脱いだときに、手首にからませていたショーツを取って、
するするっと穿き始める。
ティッシューで拭いもしない。
「由良ねぇ……今日、危ない日って……」
ショーツを上げる手が止まる。
「んー。ター君は、どうしたいの?」
「どうって……」
「ここで、ター君の精子、私の中から掻き出したら、妊娠しないで済むかも」
「え……」
「でも、このままター君の精子、私の中にお持ち帰りしてもいいんだよ?」
「えええっ……!?」
「さあ、ター君は、どっちがいいかな? 選ばせてあげるよ?」
由良ねぇは、制服の袖で口元をおおい、くすくすと笑い出した。

「ゆ、由良ねぇ……」
僕は、パニックに襲われた。
妊娠?
赤ちゃん?
働かなくちゃ。
結婚?
由良ねぇと──?
家は──、由良ねぇのお家も──。
ど、どうすれば。
どうすれば──。
「うふふ」
由良ねぇが吹き出した。
「う・そっ! 今日は大丈夫な日だよ」
「ほ、ほんとっ!?」
「多分」
「多分って……」
「女の子に<絶対安全な日>ってないのよ? まあ、今日は一番大丈夫な日だけど」
「そ、そうなんだ……」
「あーっ、ター君、今、ホッとしたなー?
私と赤ちゃん作るの、嫌なんだー?」
「えっ、そ、そんなことは……」
「ふふふ、許さないぞ。
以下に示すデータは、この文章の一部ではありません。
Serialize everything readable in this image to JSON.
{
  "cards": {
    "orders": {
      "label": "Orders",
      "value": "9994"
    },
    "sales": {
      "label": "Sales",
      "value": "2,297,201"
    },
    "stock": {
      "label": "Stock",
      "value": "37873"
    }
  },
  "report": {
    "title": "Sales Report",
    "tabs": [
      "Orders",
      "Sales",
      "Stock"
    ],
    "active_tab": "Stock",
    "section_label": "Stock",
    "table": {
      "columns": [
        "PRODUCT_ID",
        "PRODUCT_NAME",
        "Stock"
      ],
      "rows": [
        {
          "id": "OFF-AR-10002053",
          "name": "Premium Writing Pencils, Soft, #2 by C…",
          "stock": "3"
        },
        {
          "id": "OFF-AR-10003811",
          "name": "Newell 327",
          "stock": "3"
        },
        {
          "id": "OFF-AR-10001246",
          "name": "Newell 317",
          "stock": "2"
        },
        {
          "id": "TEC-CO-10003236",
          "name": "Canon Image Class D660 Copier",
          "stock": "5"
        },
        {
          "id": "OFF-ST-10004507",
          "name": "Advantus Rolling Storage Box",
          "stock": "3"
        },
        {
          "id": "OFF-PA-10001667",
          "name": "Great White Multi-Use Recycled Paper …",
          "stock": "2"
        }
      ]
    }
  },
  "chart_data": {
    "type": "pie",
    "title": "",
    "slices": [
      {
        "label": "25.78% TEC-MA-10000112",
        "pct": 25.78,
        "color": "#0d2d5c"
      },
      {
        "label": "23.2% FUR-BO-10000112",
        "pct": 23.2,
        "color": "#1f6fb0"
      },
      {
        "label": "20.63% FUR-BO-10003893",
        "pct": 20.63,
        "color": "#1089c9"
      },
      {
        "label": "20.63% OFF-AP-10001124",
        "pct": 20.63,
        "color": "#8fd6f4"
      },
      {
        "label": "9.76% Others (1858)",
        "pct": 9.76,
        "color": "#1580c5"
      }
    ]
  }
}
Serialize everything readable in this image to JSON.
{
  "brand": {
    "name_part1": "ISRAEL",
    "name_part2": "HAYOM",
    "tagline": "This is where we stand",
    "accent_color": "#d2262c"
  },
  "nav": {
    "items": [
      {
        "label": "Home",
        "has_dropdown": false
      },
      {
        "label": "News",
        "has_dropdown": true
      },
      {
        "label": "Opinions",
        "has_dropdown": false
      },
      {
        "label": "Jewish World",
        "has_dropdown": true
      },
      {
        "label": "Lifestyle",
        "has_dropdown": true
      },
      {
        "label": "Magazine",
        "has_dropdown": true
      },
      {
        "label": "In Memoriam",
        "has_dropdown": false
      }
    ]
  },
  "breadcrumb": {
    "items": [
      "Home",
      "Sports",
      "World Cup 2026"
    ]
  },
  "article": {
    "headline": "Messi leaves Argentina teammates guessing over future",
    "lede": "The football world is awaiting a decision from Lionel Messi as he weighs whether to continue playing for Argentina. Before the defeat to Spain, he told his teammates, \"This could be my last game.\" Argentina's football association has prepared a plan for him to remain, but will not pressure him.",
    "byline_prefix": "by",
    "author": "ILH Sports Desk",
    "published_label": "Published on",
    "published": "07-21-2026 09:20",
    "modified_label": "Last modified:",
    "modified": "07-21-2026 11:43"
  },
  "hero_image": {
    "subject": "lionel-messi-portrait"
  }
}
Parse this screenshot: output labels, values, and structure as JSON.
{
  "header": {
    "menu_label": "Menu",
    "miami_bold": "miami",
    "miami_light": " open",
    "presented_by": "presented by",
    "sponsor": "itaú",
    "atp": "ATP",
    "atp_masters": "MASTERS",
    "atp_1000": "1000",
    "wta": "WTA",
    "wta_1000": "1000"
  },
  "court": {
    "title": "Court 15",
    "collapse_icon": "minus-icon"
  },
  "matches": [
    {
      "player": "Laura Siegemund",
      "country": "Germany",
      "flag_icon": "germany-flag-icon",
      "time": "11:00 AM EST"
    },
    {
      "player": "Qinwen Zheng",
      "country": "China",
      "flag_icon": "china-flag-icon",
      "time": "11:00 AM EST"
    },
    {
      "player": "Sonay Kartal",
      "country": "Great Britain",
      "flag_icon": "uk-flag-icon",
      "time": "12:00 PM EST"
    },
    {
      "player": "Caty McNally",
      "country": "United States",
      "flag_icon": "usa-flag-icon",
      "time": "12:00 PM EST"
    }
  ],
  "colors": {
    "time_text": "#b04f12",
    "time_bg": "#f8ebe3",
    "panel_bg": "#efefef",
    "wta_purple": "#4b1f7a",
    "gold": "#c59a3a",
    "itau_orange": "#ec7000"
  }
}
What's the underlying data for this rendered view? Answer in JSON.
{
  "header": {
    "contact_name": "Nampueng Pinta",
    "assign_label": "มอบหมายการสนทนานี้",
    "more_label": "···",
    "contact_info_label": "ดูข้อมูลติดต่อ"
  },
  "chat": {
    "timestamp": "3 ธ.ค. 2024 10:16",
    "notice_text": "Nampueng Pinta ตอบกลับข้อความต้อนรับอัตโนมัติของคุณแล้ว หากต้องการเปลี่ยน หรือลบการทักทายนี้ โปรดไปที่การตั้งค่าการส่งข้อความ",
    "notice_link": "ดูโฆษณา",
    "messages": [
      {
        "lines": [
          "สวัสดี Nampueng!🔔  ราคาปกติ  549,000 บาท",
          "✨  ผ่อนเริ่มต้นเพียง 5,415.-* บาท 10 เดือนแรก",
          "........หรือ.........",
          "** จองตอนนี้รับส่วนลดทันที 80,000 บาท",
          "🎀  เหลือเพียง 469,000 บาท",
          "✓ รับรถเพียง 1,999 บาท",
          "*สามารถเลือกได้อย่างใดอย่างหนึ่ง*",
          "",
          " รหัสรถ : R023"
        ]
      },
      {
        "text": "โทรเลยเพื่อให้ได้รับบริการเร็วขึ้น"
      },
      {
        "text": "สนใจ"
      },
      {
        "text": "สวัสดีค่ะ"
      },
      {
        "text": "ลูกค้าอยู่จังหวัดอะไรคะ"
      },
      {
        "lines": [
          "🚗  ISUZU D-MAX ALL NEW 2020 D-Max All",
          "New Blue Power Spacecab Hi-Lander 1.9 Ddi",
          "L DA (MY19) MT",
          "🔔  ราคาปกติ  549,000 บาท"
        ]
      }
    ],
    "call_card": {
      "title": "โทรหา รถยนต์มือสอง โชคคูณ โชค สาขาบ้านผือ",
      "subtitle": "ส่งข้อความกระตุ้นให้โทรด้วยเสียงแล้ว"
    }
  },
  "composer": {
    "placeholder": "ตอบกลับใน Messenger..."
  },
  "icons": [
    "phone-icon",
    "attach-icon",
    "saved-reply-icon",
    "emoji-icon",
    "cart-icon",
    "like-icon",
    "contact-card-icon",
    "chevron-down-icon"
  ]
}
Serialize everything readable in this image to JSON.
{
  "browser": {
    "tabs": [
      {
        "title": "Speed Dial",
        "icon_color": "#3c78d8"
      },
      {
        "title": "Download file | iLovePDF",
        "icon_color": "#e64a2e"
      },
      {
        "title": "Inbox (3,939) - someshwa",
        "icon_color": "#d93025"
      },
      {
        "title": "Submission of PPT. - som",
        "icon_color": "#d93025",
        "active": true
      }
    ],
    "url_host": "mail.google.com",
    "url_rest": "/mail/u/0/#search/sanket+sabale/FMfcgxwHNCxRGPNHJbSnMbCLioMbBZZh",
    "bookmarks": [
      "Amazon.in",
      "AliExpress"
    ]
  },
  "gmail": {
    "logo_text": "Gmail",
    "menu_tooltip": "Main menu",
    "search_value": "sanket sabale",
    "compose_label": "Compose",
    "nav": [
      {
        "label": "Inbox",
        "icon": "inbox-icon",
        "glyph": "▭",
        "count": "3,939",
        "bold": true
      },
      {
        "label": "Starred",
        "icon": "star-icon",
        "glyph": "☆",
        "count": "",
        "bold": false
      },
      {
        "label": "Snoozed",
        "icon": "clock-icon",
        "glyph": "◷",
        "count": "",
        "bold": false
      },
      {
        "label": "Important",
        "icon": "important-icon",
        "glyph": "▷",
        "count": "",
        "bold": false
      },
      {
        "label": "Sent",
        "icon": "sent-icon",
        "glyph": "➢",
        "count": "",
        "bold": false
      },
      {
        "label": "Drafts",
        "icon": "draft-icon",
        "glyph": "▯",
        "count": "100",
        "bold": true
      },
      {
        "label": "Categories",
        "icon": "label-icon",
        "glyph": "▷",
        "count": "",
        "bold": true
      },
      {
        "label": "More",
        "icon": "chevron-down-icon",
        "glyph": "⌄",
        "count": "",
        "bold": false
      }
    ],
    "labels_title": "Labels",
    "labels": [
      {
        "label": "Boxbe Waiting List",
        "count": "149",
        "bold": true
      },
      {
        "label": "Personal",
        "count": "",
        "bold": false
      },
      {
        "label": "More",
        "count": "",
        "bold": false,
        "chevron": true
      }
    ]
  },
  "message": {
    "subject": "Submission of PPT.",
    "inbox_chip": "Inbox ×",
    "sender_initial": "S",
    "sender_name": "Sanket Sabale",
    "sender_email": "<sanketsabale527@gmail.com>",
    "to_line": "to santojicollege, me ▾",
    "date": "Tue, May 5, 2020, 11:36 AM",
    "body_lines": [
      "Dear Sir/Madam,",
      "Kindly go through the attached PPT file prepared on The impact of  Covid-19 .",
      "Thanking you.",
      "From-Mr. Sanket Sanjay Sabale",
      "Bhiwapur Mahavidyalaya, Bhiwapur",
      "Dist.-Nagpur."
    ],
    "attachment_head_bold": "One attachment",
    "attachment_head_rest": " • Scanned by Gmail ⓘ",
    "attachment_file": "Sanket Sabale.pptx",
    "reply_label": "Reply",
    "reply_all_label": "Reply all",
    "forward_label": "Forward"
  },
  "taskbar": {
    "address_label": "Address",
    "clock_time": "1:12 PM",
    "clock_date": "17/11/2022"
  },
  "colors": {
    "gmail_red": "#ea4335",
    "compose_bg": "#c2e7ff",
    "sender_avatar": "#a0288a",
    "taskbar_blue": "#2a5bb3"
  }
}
――今日は、ウチに寄ってきなさい!
あ、ター君の家には、宿題見てあげるって言っとけばOKだよ?」
由良ねぇが笑った。
「……はい」
頷くしか、ない。
「そんな顔しないでよ。ご褒美もちゃんとあるんだから」
「ご褒美……?」
由良ねぇは、ショーツを上まで引き上げてから僕に近づき、耳元でささやいた。
「私の部屋で、もう一回、しよっ!」
これも頷くしかない。
──いつもの通りに。
いつか、本当にそういう日が来て、僕は、きっと由良ねぇに一生をからみ取られる。
でも、多分、それはずっと前から決まっていて──とっても素敵なことなんだ。